Regulatory and Governance Challenges
There is a fragmented regulatory environment in East Africa due to a lack of formal AI laws, with only Kenya and Rwanda having national AI strategies as of mid-2025. Even more, the AU's Continental AI Strategy, adopted in 2024, enters Phase I implementation in 2025 but awaits full ratification. Enforcement gaps persist despite Data Privacy and Protection laws, while sovereignty and cross-border flow concerns undermine AI trust. This has led to adoption barriers such as fluctuating consumer confidence with fears of AI bias in lending, cultural aversion to autonomy, and opacity concerns, thus widening digital divides. To address this, regional coordination that harmonises regulations for ethical AI development is necessary.
Human Capital and Financial Constraints
The significant technical skills gap is evident, as demonstrated by the existence of AI talent clusters in Nigeria, South Africa, Kenya, Egypt, and Morocco, which comprise over half of Africa's developers, thus indicating training and literacy lag elsewhere in the region. The costs of bridging this gap, as well as AI infrastructure costs, exacerbate barriers, considering a plunge in Africa’s fintech funding that is from 45% in 2024 to $857 million, with 70% sourced externally. This can be addressed by regional investment in AI literacy through UNESCO's national competency frameworks and local-language programs to build capacity across the continent.
Conclusion
AI is forecasted to add $1.2 trillion to Africa's economy by 2030, per Microsoft estimates.
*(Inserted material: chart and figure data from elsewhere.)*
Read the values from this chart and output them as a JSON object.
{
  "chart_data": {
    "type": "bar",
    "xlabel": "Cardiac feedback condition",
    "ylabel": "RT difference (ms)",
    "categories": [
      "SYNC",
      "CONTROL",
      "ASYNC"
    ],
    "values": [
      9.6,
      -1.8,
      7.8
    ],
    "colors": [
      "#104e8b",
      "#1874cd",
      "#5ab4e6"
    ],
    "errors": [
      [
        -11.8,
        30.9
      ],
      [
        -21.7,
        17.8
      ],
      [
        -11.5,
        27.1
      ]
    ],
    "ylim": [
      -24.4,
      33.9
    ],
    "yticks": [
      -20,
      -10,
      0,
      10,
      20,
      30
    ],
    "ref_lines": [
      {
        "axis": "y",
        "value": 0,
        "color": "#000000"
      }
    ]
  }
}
While Agentic AI could unlock transformative potential for East African mobile money, enhancing inclusion and efficiency, success hinges on aligning innovation with robust infrastructure and mature regulations to address hurdles like spotty infrastructure, privacy risks, and regulatory flux. Through strategic, collaborative efforts, East Africa can leapfrog legacy banking, spurring economic growth. Stakeholders must prioritise responsible AI to equitably harness this frontier.